Let’s not do the kindergarten applications.
Definitely we’ll skip the gifted and talented test.
Let’s hang our broken hearts side by side on meat hooks.
Wait for the butcher to come and turn us into choice cuts.
Pushy
I don’t need much, I think, just a trip to the Pathmark,
this steak, these eggs.
We meet at the Guitar Center and then I buy you a sangria.
On the corner of 23rd and 8th you give me the limp hug
of the no-longer-fucking.
We stand next to each other at all of the book parties.
The App is all push.
Fear of Winter
The Woolworths in our mall had a pet department,
a fully-realized wing of animals between the toys and the kids’ clothing.
In the center, there was a dim bank of aquariums,
glowing like the milky way I imagined before I fell asleep.
I stared at the fish and traced their flitting incandescent bodies
with the tip of my index finger.
I watched the teenage boy workers scoop them into plastic bags.
The puppies and kittens yipped and mewed behind a double-glass wall,
and my brother tapped at the tarantulas and lizards in their cages, willing them to
move.
He wanted his own iguana, its hot rocks, heat lamps, and live cricket food.
On the way out, we eyed the python and stroked the guinea pigs in their pit.
We were probably on our way to Pizza Hut.
It’s likely that my parents’ weren’t speaking
and that my mother was looking for a new job.
It’s possible that it was tax season,
and that my father was so swamped at work that he slept in the office.
It may be that the heater in our car was broken
or maybe it was working just fine.
It was probably February—the month in Western New York
when the snow turns permanently brown and sky is the whitest gray.
We went to the pet department in Woolworth’s because it was warm and bright.
We went to stare and lose ourselves in the peculiar, hypnotic glow
that comes off of the entrapped and the willing, the passive and the bored.
We went to feel the edges of something else’s cage.
Fear of Water
The swimming instructor, Skip, was a pedophile, but we didn’t know that then.

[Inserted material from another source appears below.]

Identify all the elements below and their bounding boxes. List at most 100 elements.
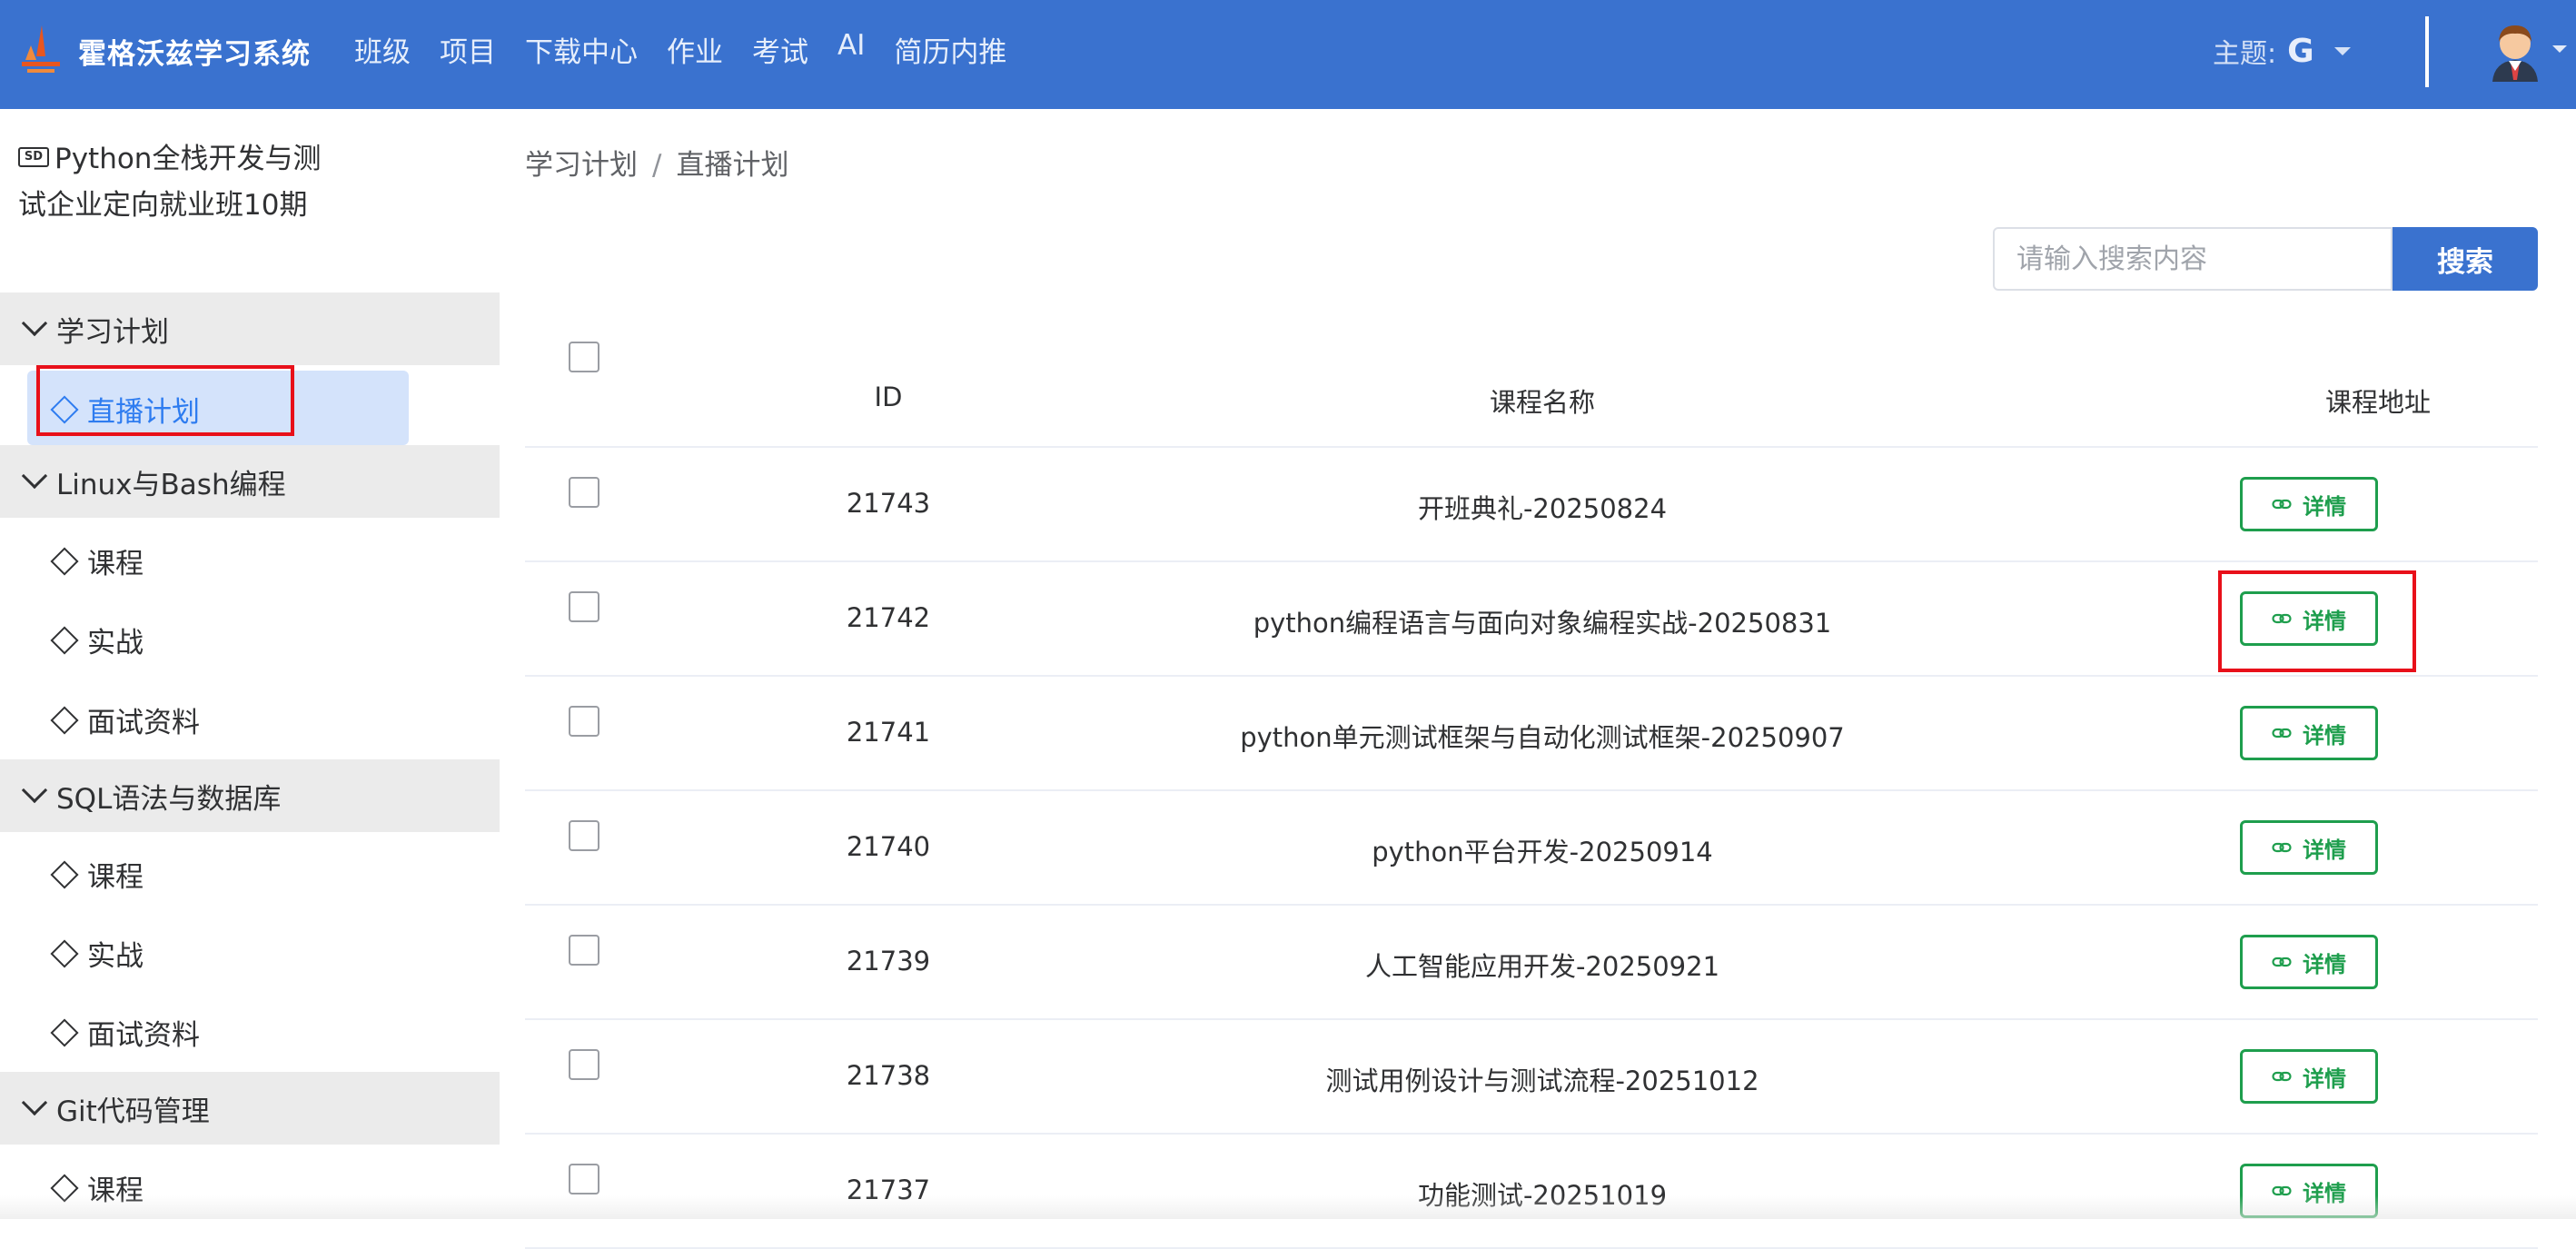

We clutched at the sandpaper tiles of the pool
and kicked our bird legs against its roiling center.
Or maybe one of us knew.
I was afraid to be made to swim the length of the pool or to prove that I could float.
I was afraid of the communal showers, which were full of naked old ladies,
and I was afraid of slipping and of either losing my clothes or having them stolen or
that in some unthinking moment, I would forget to put on my bathing suit
and emerge from the locker room naked.
When Skip was arrested, they put his picture in the paper.
My parents never asked if he’d touched me.
It was assumed that I’d speak up.
My mother once had to—she told.
But confession has two parts.
There’s the telling and then the response, which has so many variables,
so many possibilities, so many stupid things to say,
and maybe just two or three good things.
My grandmother was overwhelmed, a victim herself,
two times divorced, and desperate for love.
She didn’t know what to say.
Maybe she said nothing.
Skip was muscular.
He wore cut-off jean shorts instead of a bathing suit.
He had a lot of freckles and a beard.
I felt safe the one time he tried to help me float.
He kept one of his palms on the small of my back,
and said, “That’s it. There you go. You got it.”